In that case the eigenvalues of the Jacobian at a critical point look like
\begin{equation} \lambda_{1/2} = \frac{1}{2}\left[\mu \pm \sqrt{\mu^2 - 4\beta} \right] \end{equation}
Assuming that $4\beta > \mu^2$ we have \begin{equation} \begin{matrix} \mu < 0: &\text{ stable spiral}\\ \mu = 0: &\text{ limit cycle}\\ \mu > 0: &\text{ non-stable spiral} \end{matrix} \end{equation}
I can test if the limit cycle is stable by adding a small value $\epsilon$ to the critical point and calculate the time-derivative.
A supercritical Hopf-Bifurcation occurs when a stable spiral ($\mu < 0 $) changes into a unstable spiral ($\mu > 0 $) surrounded by a elliptical limit cycle. [Strogatz1994]

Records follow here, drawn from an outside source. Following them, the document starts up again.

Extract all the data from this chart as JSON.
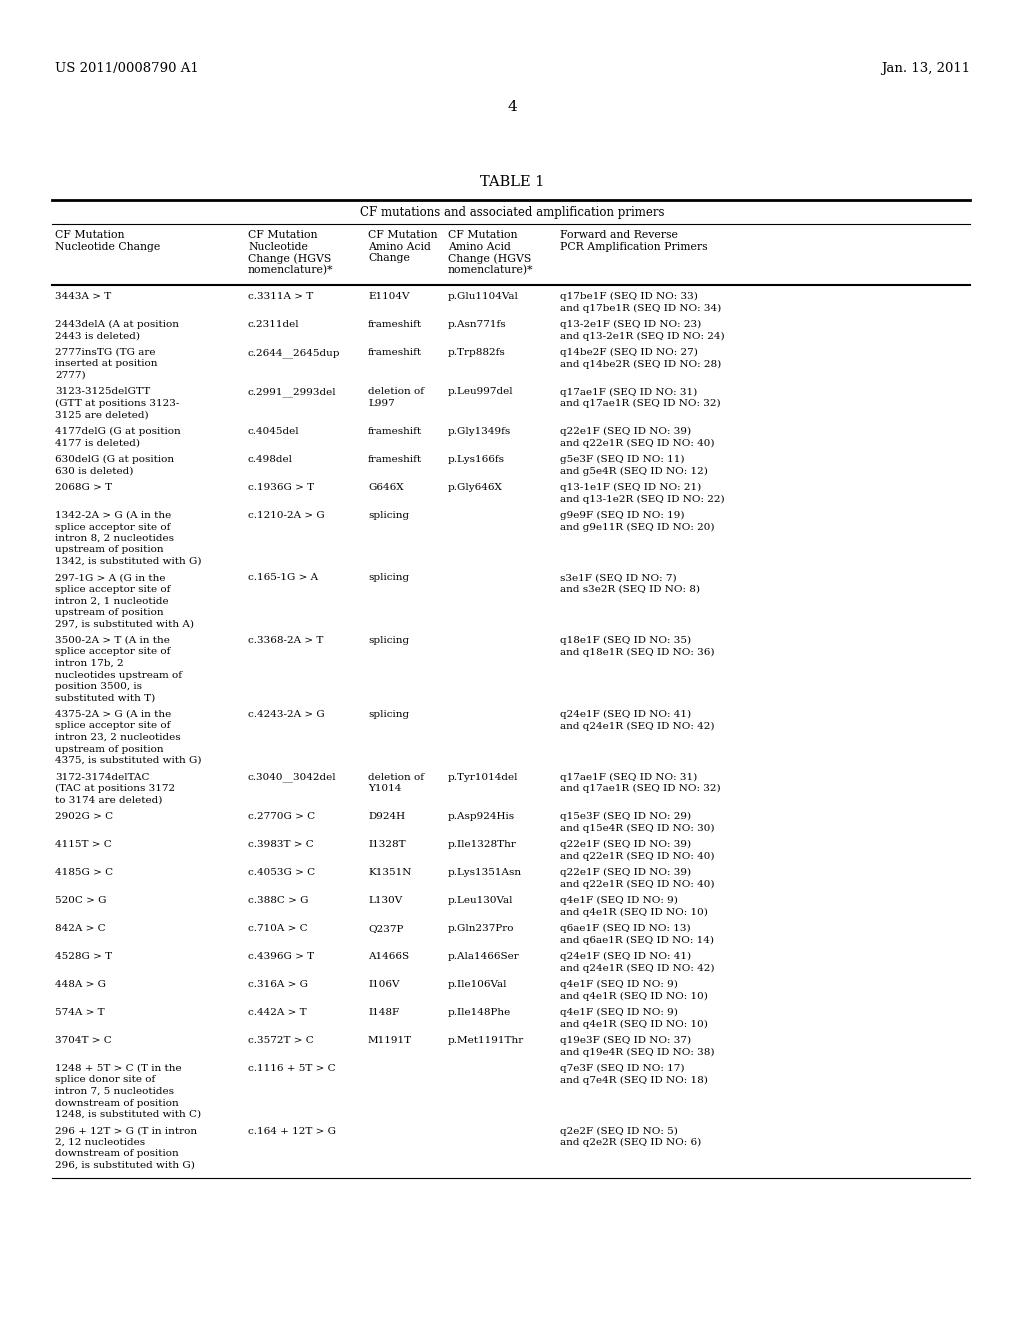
{
  "header_left": "US 2011/0008790 A1",
  "header_right": "Jan. 13, 2011",
  "page_number": "4",
  "table_title": "TABLE 1",
  "table_subtitle": "CF mutations and associated amplification primers",
  "col_headers": [
    [
      "CF Mutation\nNucleotide Change",
      "CF Mutation\nNucleotide\nChange (HGVS\nnomenclature)*",
      "CF Mutation\nAmino Acid\nChange",
      "CF Mutation\nAmino Acid\nChange (HGVS\nnomenclature)*",
      "Forward and Reverse\nPCR Amplification Primers"
    ]
  ],
  "rows": [
    [
      "3443A > T",
      "c.3311A > T",
      "E1104V",
      "p.Glu1104Val",
      "q17be1F (SEQ ID NO: 33)\nand q17be1R (SEQ ID NO: 34)"
    ],
    [
      "2443delA (A at position\n2443 is deleted)",
      "c.2311del",
      "frameshift",
      "p.Asn771fs",
      "q13-2e1F (SEQ ID NO: 23)\nand q13-2e1R (SEQ ID NO: 24)"
    ],
    [
      "2777insTG (TG are\ninserted at position\n2777)",
      "c.2644__2645dup",
      "frameshift",
      "p.Trp882fs",
      "q14be2F (SEQ ID NO: 27)\nand q14be2R (SEQ ID NO: 28)"
    ],
    [
      "3123-3125delGTT\n(GTT at positions 3123-\n3125 are deleted)",
      "c.2991__2993del",
      "deletion of\nL997",
      "p.Leu997del",
      "q17ae1F (SEQ ID NO: 31)\nand q17ae1R (SEQ ID NO: 32)"
    ],
    [
      "4177delG (G at position\n4177 is deleted)",
      "c.4045del",
      "frameshift",
      "p.Gly1349fs",
      "q22e1F (SEQ ID NO: 39)\nand q22e1R (SEQ ID NO: 40)"
    ],
    [
      "630delG (G at position\n630 is deleted)",
      "c.498del",
      "frameshift",
      "p.Lys166fs",
      "g5e3F (SEQ ID NO: 11)\nand g5e4R (SEQ ID NO: 12)"
    ],
    [
      "2068G > T",
      "c.1936G > T",
      "G646X",
      "p.Gly646X",
      "q13-1e1F (SEQ ID NO: 21)\nand q13-1e2R (SEQ ID NO: 22)"
    ],
    [
      "1342-2A > G (A in the\nsplice acceptor site of\nintron 8, 2 nucleotides\nupstream of position\n1342, is substituted with G)",
      "c.1210-2A > G",
      "splicing",
      "",
      "g9e9F (SEQ ID NO: 19)\nand g9e11R (SEQ ID NO: 20)"
    ],
    [
      "297-1G > A (G in the\nsplice acceptor site of\nintron 2, 1 nucleotide\nupstream of position\n297, is substituted with A)",
      "c.165-1G > A",
      "splicing",
      "",
      "s3e1F (SEQ ID NO: 7)\nand s3e2R (SEQ ID NO: 8)"
    ],
    [
      "3500-2A > T (A in the\nsplice acceptor site of\nintron 17b, 2\nnucleotides upstream of\nposition 3500, is\nsubstituted with T)",
      "c.3368-2A > T",
      "splicing",
      "",
      "q18e1F (SEQ ID NO: 35)\nand q18e1R (SEQ ID NO: 36)"
    ],
    [
      "4375-2A > G (A in the\nsplice acceptor site of\nintron 23, 2 nucleotides\nupstream of position\n4375, is substituted with G)",
      "c.4243-2A > G",
      "splicing",
      "",
      "q24e1F (SEQ ID NO: 41)\nand q24e1R (SEQ ID NO: 42)"
    ],
    [
      "3172-3174delTAC\n(TAC at positions 3172\nto 3174 are deleted)",
      "c.3040__3042del",
      "deletion of\nY1014",
      "p.Tyr1014del",
      "q17ae1F (SEQ ID NO: 31)\nand q17ae1R (SEQ ID NO: 32)"
    ],
    [
      "2902G > C",
      "c.2770G > C",
      "D924H",
      "p.Asp924His",
      "q15e3F (SEQ ID NO: 29)\nand q15e4R (SEQ ID NO: 30)"
    ],
    [
      "4115T > C",
      "c.3983T > C",
      "I1328T",
      "p.Ile1328Thr",
      "q22e1F (SEQ ID NO: 39)\nand q22e1R (SEQ ID NO: 40)"
    ],
    [
      "4185G > C",
      "c.4053G > C",
      "K1351N",
      "p.Lys1351Asn",
      "q22e1F (SEQ ID NO: 39)\nand q22e1R (SEQ ID NO: 40)"
    ],
    [
      "520C > G",
      "c.388C > G",
      "L130V",
      "p.Leu130Val",
      "q4e1F (SEQ ID NO: 9)\nand q4e1R (SEQ ID NO: 10)"
    ],
    [
      "842A > C",
      "c.710A > C",
      "Q237P",
      "p.Gln237Pro",
      "q6ae1F (SEQ ID NO: 13)\nand q6ae1R (SEQ ID NO: 14)"
    ],
    [
      "4528G > T",
      "c.4396G > T",
      "A1466S",
      "p.Ala1466Ser",
      "q24e1F (SEQ ID NO: 41)\nand q24e1R (SEQ ID NO: 42)"
    ],
    [
      "448A > G",
      "c.316A > G",
      "I106V",
      "p.Ile106Val",
      "q4e1F (SEQ ID NO: 9)\nand q4e1R (SEQ ID NO: 10)"
    ],
    [
      "574A > T",
      "c.442A > T",
      "I148F",
      "p.Ile148Phe",
      "q4e1F (SEQ ID NO: 9)\nand q4e1R (SEQ ID NO: 10)"
    ],
    [
      "3704T > C",
      "c.3572T > C",
      "M1191T",
      "p.Met1191Thr",
      "q19e3F (SEQ ID NO: 37)\nand q19e4R (SEQ ID NO: 38)"
    ],
    [
      "1248 + 5T > C (T in the\nsplice donor site of\nintron 7, 5 nucleotides\ndownstream of position\n1248, is substituted with C)",
      "c.1116 + 5T > C",
      "",
      "",
      "q7e3F (SEQ ID NO: 17)\nand q7e4R (SEQ ID NO: 18)"
    ],
    [
      "296 + 12T > G (T in intron\n2, 12 nucleotides\ndownstream of position\n296, is substituted with G)",
      "c.164 + 12T > G",
      "",
      "",
      "q2e2F (SEQ ID NO: 5)\nand q2e2R (SEQ ID NO: 6)"
    ]
  ],
  "background_color": "#ffffff",
  "text_color": "#000000"
}
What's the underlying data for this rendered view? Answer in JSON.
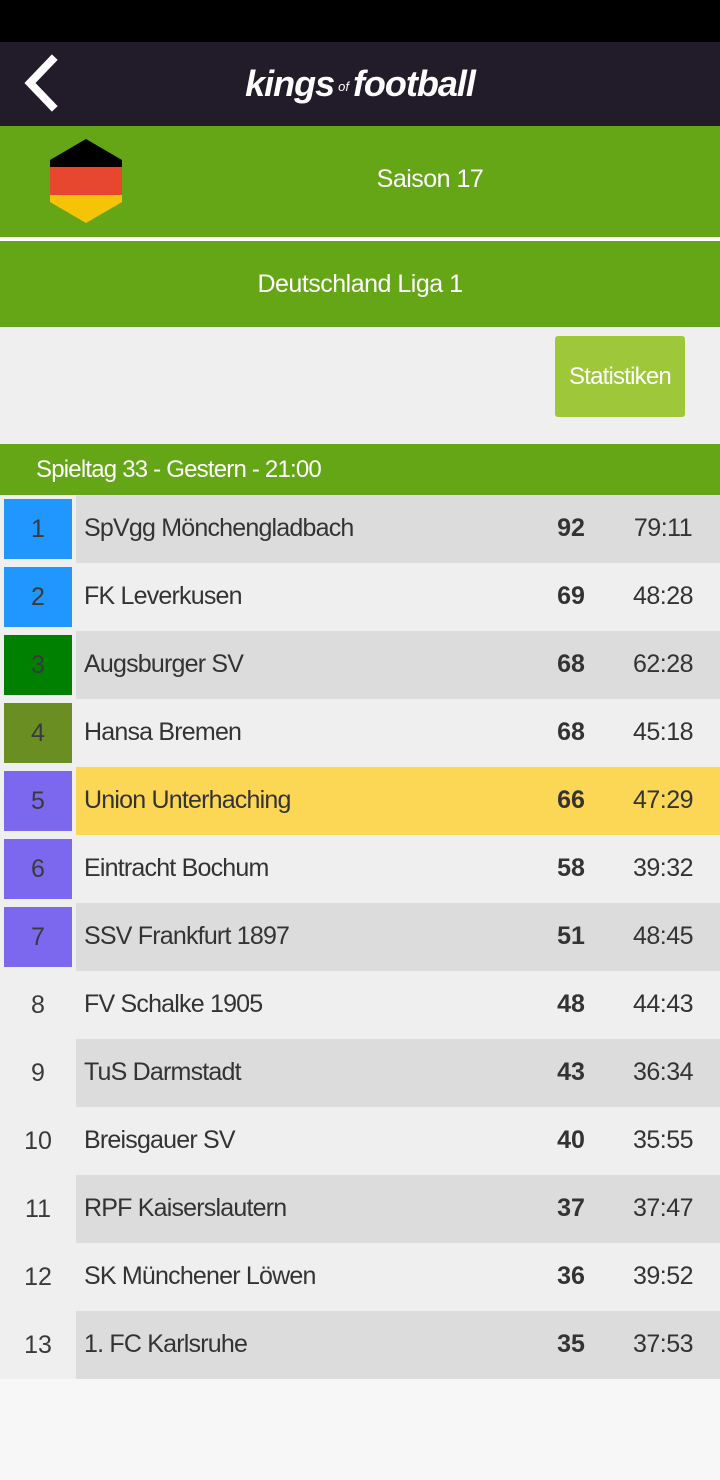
{
  "header": {
    "logo_part1": "kings",
    "logo_of": "of",
    "logo_part2": "football"
  },
  "season": {
    "label": "Saison 17"
  },
  "league": {
    "name": "Deutschland Liga 1"
  },
  "stats_button": {
    "label": "Statistiken"
  },
  "matchday": {
    "label": "Spieltag 33 - Gestern - 21:00"
  },
  "colors": {
    "green": "#65a617",
    "rank_blue": "#1f97ff",
    "rank_dark_green": "#008000",
    "rank_olive": "#6b8e23",
    "rank_purple": "#7b68ee",
    "highlight": "#fcd655",
    "row_even": "#dcdcdc",
    "row_odd": "#efefef"
  },
  "table": {
    "rows": [
      {
        "rank": "1",
        "team": "SpVgg Mönchengladbach",
        "points": "92",
        "goals": "79:11",
        "rank_color": "#1f97ff"
      },
      {
        "rank": "2",
        "team": "FK Leverkusen",
        "points": "69",
        "goals": "48:28",
        "rank_color": "#1f97ff"
      },
      {
        "rank": "3",
        "team": "Augsburger SV",
        "points": "68",
        "goals": "62:28",
        "rank_color": "#008000"
      },
      {
        "rank": "4",
        "team": "Hansa Bremen",
        "points": "68",
        "goals": "45:18",
        "rank_color": "#6b8e23"
      },
      {
        "rank": "5",
        "team": "Union Unterhaching",
        "points": "66",
        "goals": "47:29",
        "rank_color": "#7b68ee",
        "highlight": true
      },
      {
        "rank": "6",
        "team": "Eintracht Bochum",
        "points": "58",
        "goals": "39:32",
        "rank_color": "#7b68ee"
      },
      {
        "rank": "7",
        "team": "SSV Frankfurt 1897",
        "points": "51",
        "goals": "48:45",
        "rank_color": "#7b68ee"
      },
      {
        "rank": "8",
        "team": "FV Schalke 1905",
        "points": "48",
        "goals": "44:43",
        "rank_color": ""
      },
      {
        "rank": "9",
        "team": "TuS Darmstadt",
        "points": "43",
        "goals": "36:34",
        "rank_color": ""
      },
      {
        "rank": "10",
        "team": "Breisgauer SV",
        "points": "40",
        "goals": "35:55",
        "rank_color": ""
      },
      {
        "rank": "11",
        "team": "RPF Kaiserslautern",
        "points": "37",
        "goals": "37:47",
        "rank_color": ""
      },
      {
        "rank": "12",
        "team": "SK Münchener Löwen",
        "points": "36",
        "goals": "39:52",
        "rank_color": ""
      },
      {
        "rank": "13",
        "team": "1. FC Karlsruhe",
        "points": "35",
        "goals": "37:53",
        "rank_color": ""
      }
    ]
  }
}
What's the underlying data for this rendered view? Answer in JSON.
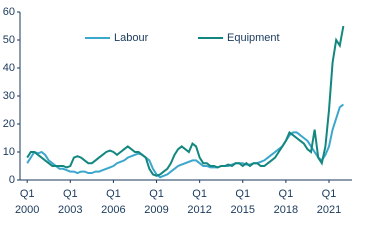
{
  "chart_data": {
    "type": "line",
    "x": [
      2000,
      2000.25,
      2000.5,
      2000.75,
      2001,
      2001.25,
      2001.5,
      2001.75,
      2002,
      2002.25,
      2002.5,
      2002.75,
      2003,
      2003.25,
      2003.5,
      2003.75,
      2004,
      2004.25,
      2004.5,
      2004.75,
      2005,
      2005.25,
      2005.5,
      2005.75,
      2006,
      2006.25,
      2006.5,
      2006.75,
      2007,
      2007.25,
      2007.5,
      2007.75,
      2008,
      2008.25,
      2008.5,
      2008.75,
      2009,
      2009.25,
      2009.5,
      2009.75,
      2010,
      2010.25,
      2010.5,
      2010.75,
      2011,
      2011.25,
      2011.5,
      2011.75,
      2012,
      2012.25,
      2012.5,
      2012.75,
      2013,
      2013.25,
      2013.5,
      2013.75,
      2014,
      2014.25,
      2014.5,
      2014.75,
      2015,
      2015.25,
      2015.5,
      2015.75,
      2016,
      2016.25,
      2016.5,
      2016.75,
      2017,
      2017.25,
      2017.5,
      2017.75,
      2018,
      2018.25,
      2018.5,
      2018.75,
      2019,
      2019.25,
      2019.5,
      2019.75,
      2020,
      2020.25,
      2020.5,
      2020.75,
      2021,
      2021.25,
      2021.5,
      2021.75,
      2022
    ],
    "series": [
      {
        "name": "Labour",
        "color": "#3ba7cc",
        "values": [
          6,
          8,
          10,
          9.5,
          10,
          9,
          7,
          6,
          5,
          4,
          4,
          3.5,
          3,
          3,
          2.5,
          3,
          3,
          2.5,
          2.5,
          3,
          3,
          3.5,
          4,
          4.5,
          5,
          6,
          6.5,
          7,
          8,
          8.5,
          9,
          9.5,
          9,
          8,
          7,
          4,
          2,
          1,
          1.5,
          2,
          3,
          4,
          5,
          5.5,
          6,
          6.5,
          7,
          7,
          6,
          5,
          5,
          4.5,
          4.5,
          4.5,
          5,
          5,
          5,
          5.5,
          6,
          6,
          6,
          5.5,
          5.5,
          6,
          6,
          6.5,
          7,
          8,
          9,
          10,
          11,
          12,
          14,
          16,
          17,
          17,
          16,
          15,
          14,
          12,
          10,
          8,
          7,
          9,
          12,
          18,
          22,
          26,
          27
        ]
      },
      {
        "name": "Equipment",
        "color": "#13877f",
        "values": [
          8,
          10,
          10,
          9,
          8,
          7,
          6,
          5,
          5,
          5,
          5,
          4.5,
          5,
          8,
          8.5,
          8,
          7,
          6,
          6,
          7,
          8,
          9,
          10,
          10.5,
          10,
          9,
          10,
          11,
          12,
          11,
          10,
          10,
          9,
          8,
          4,
          2,
          1.5,
          2,
          3,
          4,
          6,
          9,
          11,
          12,
          11,
          10,
          13,
          12,
          8,
          6,
          6,
          5,
          5,
          4.5,
          5,
          5,
          5.5,
          5,
          6,
          6,
          5,
          6,
          5,
          6,
          6,
          5,
          5,
          6,
          7,
          8,
          10,
          12,
          14,
          17,
          16,
          15,
          14,
          13,
          11,
          10,
          18,
          8,
          6,
          12,
          25,
          42,
          50,
          48,
          55
        ]
      }
    ],
    "xlim": [
      1999.5,
      2022.6
    ],
    "ylim": [
      0,
      60
    ],
    "xticks": [
      {
        "value": 2000,
        "label": [
          "Q1",
          "2000"
        ]
      },
      {
        "value": 2003,
        "label": [
          "Q1",
          "2003"
        ]
      },
      {
        "value": 2006,
        "label": [
          "Q1",
          "2006"
        ]
      },
      {
        "value": 2009,
        "label": [
          "Q1",
          "2009"
        ]
      },
      {
        "value": 2012,
        "label": [
          "Q1",
          "2012"
        ]
      },
      {
        "value": 2015,
        "label": [
          "Q1",
          "2015"
        ]
      },
      {
        "value": 2018,
        "label": [
          "Q1",
          "2018"
        ]
      },
      {
        "value": 2021,
        "label": [
          "Q1",
          "2021"
        ]
      }
    ],
    "yticks": [
      0,
      10,
      20,
      30,
      40,
      50,
      60
    ]
  }
}
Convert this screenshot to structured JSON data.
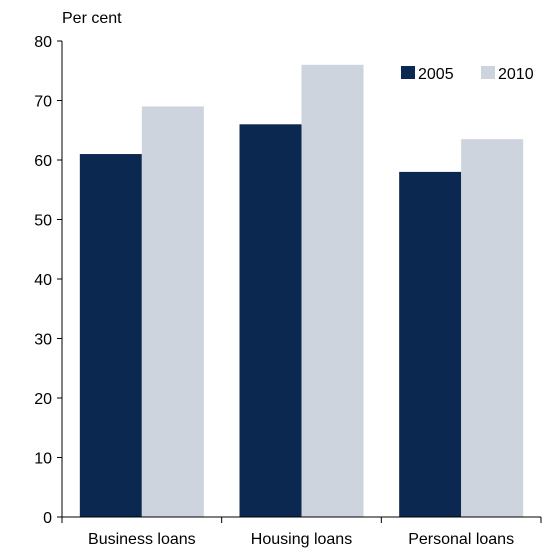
{
  "chart_data": {
    "type": "bar",
    "title": "",
    "xlabel": "",
    "ylabel": "Per cent",
    "ylim": [
      0,
      80
    ],
    "yticks": [
      0,
      10,
      20,
      30,
      40,
      50,
      60,
      70,
      80
    ],
    "categories": [
      "Business loans",
      "Housing loans",
      "Personal loans"
    ],
    "series": [
      {
        "name": "2005",
        "values": [
          61,
          66,
          58
        ],
        "color": "#0b2850"
      },
      {
        "name": "2010",
        "values": [
          69,
          76,
          63.5
        ],
        "color": "#cdd4de"
      }
    ],
    "legend": "top-right",
    "grid": false
  }
}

In this image I understand how the hopf-bifurcation works:
negative real part: stable spiral
no real part: limit cycle
positive real part: unstable spiral
But the next image confuses me.
Here exists a limit cycle for non-zero real parts. I cannot explain the existance of the limit cycle. Can someone help me?